Provider Distribution Data Sources
Provider Distribution Data Sources
Physician Compare National Downloadable File
Includes demographic information, practice locations, and quality program participation for providers eligible for participation in Medicare. This is one of the best data sources for assessing provider availability by geography.
Area Healthcare Resource File (AHRF)
The AHRF dataset includes demographic and population characteristics, utilization, and healthcare workforce summary data at the county-level, which can be aggregated and linked to other data sources using various geographic identifiers. The AHRF is released annually with data from 50+ sources including the American Hospital Association, Census Bureau, Bureau of Labor Statistics, American Medical Association, and others.
Anesthesia in AHRF: County level counts of both CRNAs/nurse anesthesiologist (from NPPES) and Anesthesiologists (from AMA Survey) are available.
National Plan and Provider Enumeration System (NPPES)
The NPPES Downloadable File is a downloadable directory of all National Provider Identifiers (NPIs).
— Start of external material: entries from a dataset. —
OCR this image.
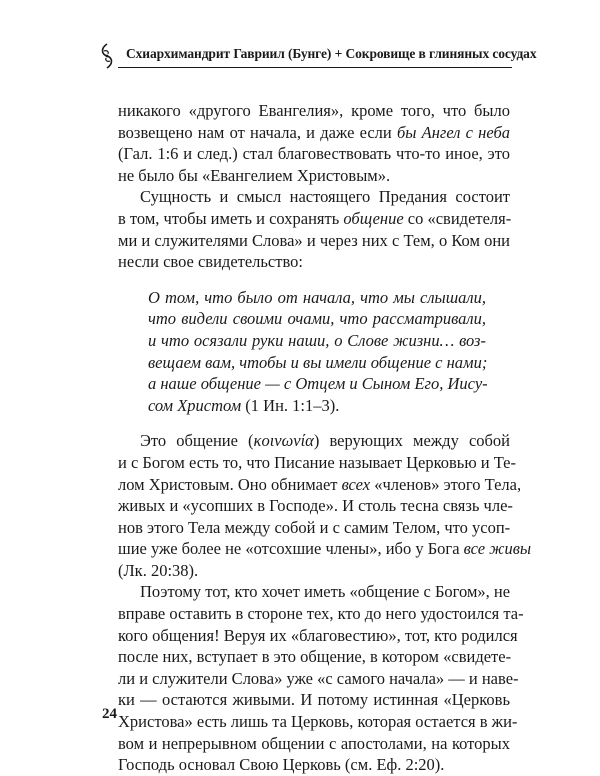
Схиархимандрит Гавриил (Бунге) + Сокровище в глиняных сосудах
никакого «другого Евангелия», кроме того, что было
возвещено нам от начала, и даже если бы Ангел с неба
(Гал. 1:6 и след.) стал благовествовать что-то иное, это
не было бы «Евангелием Христовым».
Сущность и смысл настоящего Предания состоит
в том, чтобы иметь и сохранять общение со «свидетеля-
ми и служителями Слова» и через них с Тем, о Ком они
несли свое свидетельство:
О том, что было от начала, что мы слышали,
что видели своими очами, что рассматривали,
и что осязали руки наши, о Слове жизни… воз-
вещаем вам, чтобы и вы имели общение с нами;
а наше общение — с Отцем и Сыном Его, Иису-
сом Христом (1 Ин. 1:1–3).
Это общение (κοινωνία) верующих между собой
и с Богом есть то, что Писание называет Церковью и Те-
лом Христовым. Оно обнимает всех «членов» этого Тела,
живых и «усопших в Господе». И столь тесна связь чле-
нов этого Тела между собой и с самим Телом, что усоп-
шие уже более не «отсохшие члены», ибо у Бога все живы
(Лк. 20:38).
Поэтому тот, кто хочет иметь «общение с Богом», не
вправе оставить в стороне тех, кто до него удостоился та-
кого общения! Веруя их «благовестию», тот, кто родился
после них, вступает в это общение, в котором «свидете-
ли и служители Слова» уже «с самого начала» — и наве-
ки — остаются живыми. И потому истинная «Церковь
Христова» есть лишь та Церковь, которая остается в жи-
вом и непрерывном общении с апостолами, на которых
Господь основал Свою Церковь (см. Еф. 2:20).
24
NPIs identify individuals or organizations with a unique ID as required by CMS under federal law. However, many providers do not regularly update their NPI record and therefore this data source may not always have accurate practice location or credential information.
Anesthesia in the NPPES: Provider taxonomy code is available.
Other Sources
Other Sources
National Practitioner Data Bank (NPDB)
The NPDB includes the record of malpractice awards and other measures taken against licensed healthcare practitioners by state licensing boards, hospitals, professional societies, DEA, or Department of HHS.
Bureau of Labor Statistics
The BLS has data available on occupational employment trends by industry and geographic profiles. BLS data includes also includes average wages for various categories of employed providers.
Dartmouth Atlas Project
The Dartmouth Atlas Project offers resources for analyzing geographic disparities in healthcare utilization. There are tools for visualizing trends and downloading data on many healthcare topics.
Kaiser Family Foundation
The Kaiser Family Foundation produces aggregated state-level data tables relevant for research and policy analysis.